L’article 21 vise à adapter le dispositif national de déclaration de la composition des mélanges dangereux par les industriels au système européen de déclaration unique, instauré en application des dernières modifications du règlement européen de 2008 relatif à la classification, à l’étiquetage et à l’emballage des substances et des mélanges, dit règlement CLP.
L’avantage de ce portail est de dispenser les industriels de remplir autant de déclarations qu’il existe de pays où se déploie leur activité, mais il a vocation à remplacer notre portail national, qui alimente depuis douze ans la base de données des centres antipoison qui peuvent avoir à connaître de ces produits à des fins préventives ou curatives. L’article 21 a pour objet de réécrire en conséquence les dispositions adéquates du code de la santé publique et du code du travail.

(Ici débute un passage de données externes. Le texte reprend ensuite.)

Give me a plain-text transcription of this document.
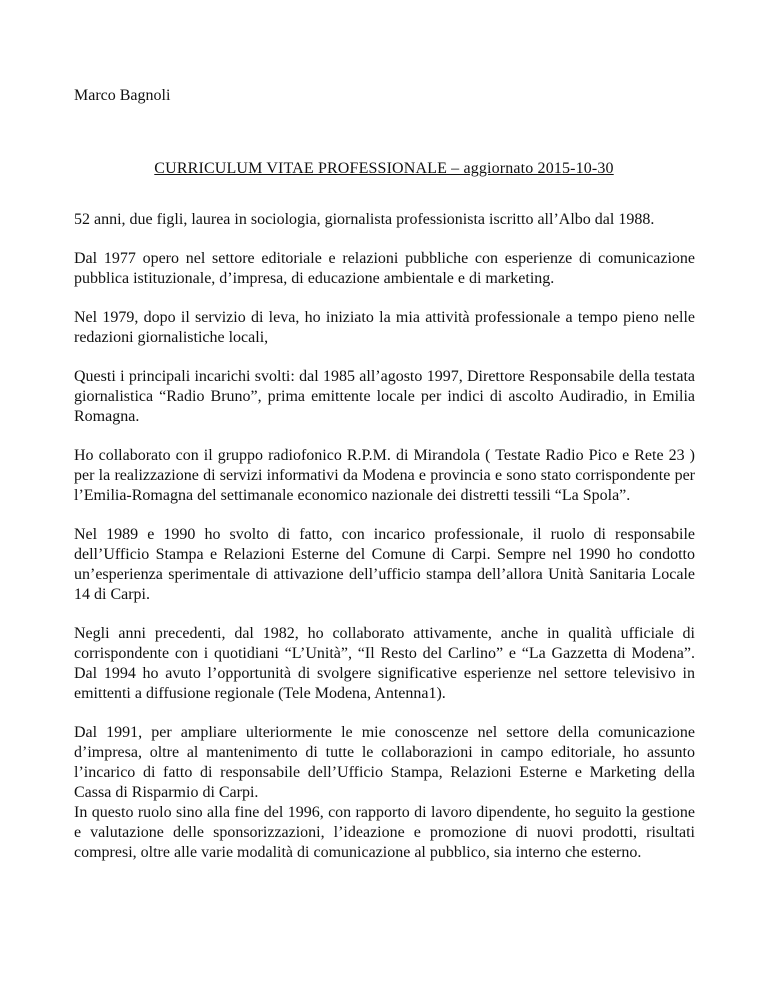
Marco Bagnoli
CURRICULUM VITAE PROFESSIONALE – aggiornato 2015-10-30

52 anni, due figli, laurea in sociologia, giornalista professionista iscritto all’Albo dal 1988.

Dal 1977 opero nel settore editoriale e relazioni pubbliche con esperienze di comunicazione pubblica istituzionale, d’impresa, di educazione ambientale e di marketing.

Nel 1979, dopo il servizio di leva, ho iniziato la mia attività professionale a tempo pieno nelle redazioni giornalistiche locali,

Questi i principali incarichi svolti: dal 1985 all’agosto 1997, Direttore Responsabile della testata giornalistica “Radio Bruno”, prima emittente locale per indici di ascolto Audiradio, in Emilia Romagna.

Ho collaborato con il gruppo radiofonico R.P.M. di Mirandola ( Testate Radio Pico e Rete 23 ) per la realizzazione di servizi informativi da Modena e provincia e sono stato corrispondente per l’Emilia-Romagna del settimanale economico nazionale dei distretti tessili “La Spola”.

Nel 1989 e 1990 ho svolto di fatto, con incarico professionale, il ruolo di responsabile dell’Ufficio Stampa e Relazioni Esterne del Comune di Carpi. Sempre nel 1990 ho condotto un’esperienza sperimentale di attivazione dell’ufficio stampa dell’allora Unità Sanitaria Locale 14 di Carpi.

Negli anni precedenti, dal 1982, ho collaborato attivamente, anche in qualità ufficiale di corrispondente con i quotidiani “L’Unità”, “Il Resto del Carlino” e “La Gazzetta di Modena”. Dal 1994 ho avuto l’opportunità di svolgere significative esperienze nel settore televisivo in emittenti a diffusione regionale (Tele Modena, Antenna1).

Dal 1991, per ampliare ulteriormente le mie conoscenze nel settore della comunicazione d’impresa, oltre al mantenimento di tutte le collaborazioni in campo editoriale, ho assunto l’incarico di fatto di responsabile dell’Ufficio Stampa, Relazioni Esterne e Marketing della Cassa di Risparmio di Carpi.

In questo ruolo sino alla fine del 1996, con rapporto di lavoro dipendente, ho seguito la gestione e valutazione delle sponsorizzazioni, l’ideazione e promozione di nuovi prodotti, risultati compresi, oltre alle varie modalità di comunicazione al pubblico, sia interno che esterno.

L’article 22, quant à lui, vise à adapter le droit français au « paquet médicaments vétérinaires », adopté en janvier 2019. Il s’agit, d’une part, de ratifier l’ordonnance du 23 mars 2022, qui a récemment adapté notre droit à ces nouvelles règles européennes, d’autre part, de tirer les conséquences d’une nouvelle répartition des compétences entre l’Agence nationale de sécurité sanitaire de l’alimentation, de l’environnement et du travail (Anses) et les directions départementales de la protection des populations, lesquelles récupèrent la gestion des établissements de fabrication d’aliments médicamenteux.
L’article 23 vise à adapter le droit national aux règlements européens relatifs aux dispositifs médicaux et dispositifs médicaux de diagnostic in vitro, entrés en vigueur récemment. À cet égard, il tend à ratifier deux ordonnances prises par le Gouvernement en 2022 pour apporter au code de la santé publique les modifications nécessaires, et inclut des dispositions directement relatives aux pouvoirs de sanction de l’administration des douanes notamment, qui n’avaient pu être introduites dans les ordonnances.
Les mesures de ces règlements ont permis d’harmoniser les normes applicables aux dispositifs médicaux, d’améliorer leur sécurité et de renforcer la transparence du marché. C’est pourquoi la commission a adopté l’article 23, en y ajoutant toutefois des dispositions qui visent à nous permettre de lutter plus efficacement contre les pénuries de dispositifs médicaux et de mieux anticiper les ruptures.
Enfin, l’article 24 soumet les pharmacies d’officine à une pénalité financière en cas de manquement à leur obligation de sérialisation des médicaments. Cette opération, qui garantit l’usage unique des boîtes de médicament, est une obligation européenne depuis février 2019, mais le taux de pharmacies connectées au système qui permet de la réaliser vient tout juste de dépasser 50 %, alors qu’il est plus proche de 80 % en moyenne dans le reste de l’Union européenne.
En conséquence, la Commission européenne fait peser sur l’État français la menace d’une sanction pour manquement de l’ordre de 300 millions d’euros à 400 millions d’euros.
L’article reprend le dispositif que nous avions voté dans le PLFSS pour 2022, mais qui avait été censuré par le Conseil constitutionnel, à la différence près que la pénalité est rendue forfaitaire. Sans doute est-ce une bonne solution pour rendre la menace claire et facile à prononcer par les équipes de l’assurance maladie et inciter ainsi davantage d’officines à se mettre en conformité avec la réglementation.
Au nom de la commission des affaires sociales, je vous invite donc à adopter le projet de loi dans la rédaction résultant des travaux de nos différentes commissions. (Applaudissements sur les travées du groupe Les Républicains et sur des travées du groupe UC, ainsi qu’au banc des commissions. – M. Stéphane Artano applaudit également.)